Greg Carmichael, Karl Kammermeyer Professor of Chemical and Biochemical Engineering in the UI College of Engineering and co-director of the Center for Global and Regional Environmental Research (CGRER), and UI assistant professor Scott Spak note that the findings reflect continued practices and trends that are a part of the production of sugarcane ethanol. These include the practice of burning sugarcane fields before harvest, as well as the fact that sugarcane production in Brazil continues to grow.

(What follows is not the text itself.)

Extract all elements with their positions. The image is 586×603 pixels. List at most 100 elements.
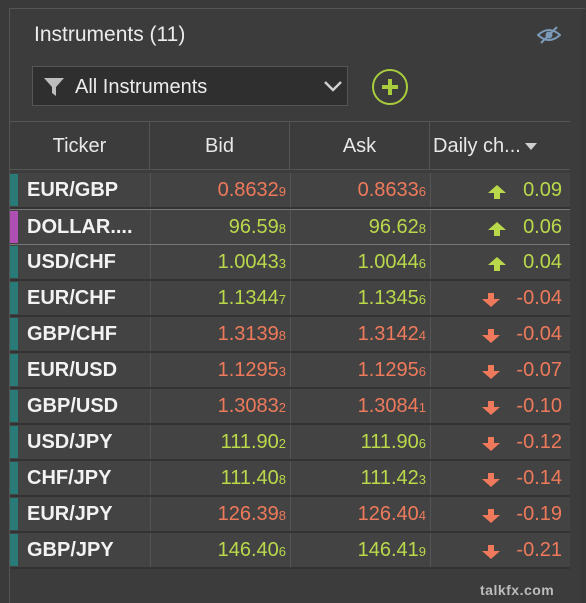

“We found that the vast majority of emissions come from burning the sugarcane fields prior to harvesting, a practice the Brazilian government has been moving to end,” says Spak. “However, the sugarcane industry has been expanding rapidly and moving into more remote areas, which makes it much more difficult to enforce new regulations over this growing source of air pollution and greenhouse gases.

“As people try to determine how to integrate biofuels into the global economy, Brazilian sugarcane ethanol has often been considered a more environmentally friendly fuel source than U.S. corn ethanol. In fact, the U.S. Environmental Protection Agency considers sugarcane ethanol an ‘advanced biofuel’ with fewer greenhouse gas emissions than conventional biofuels like corn ethanol. These new findings help us refine those estimates and move closer to making more informed comparisons between different fuel sources, and ultimately make better decisions about how to grow and use biofuels,” Spak says.

The study, titled “Increased estimates of air-pollution emissions from Brazilian sugarcane ethanol,” is featured in the Nature Highlights section and published in the Dec. 11 Advance Online Publication of the journal Nature Climate Change.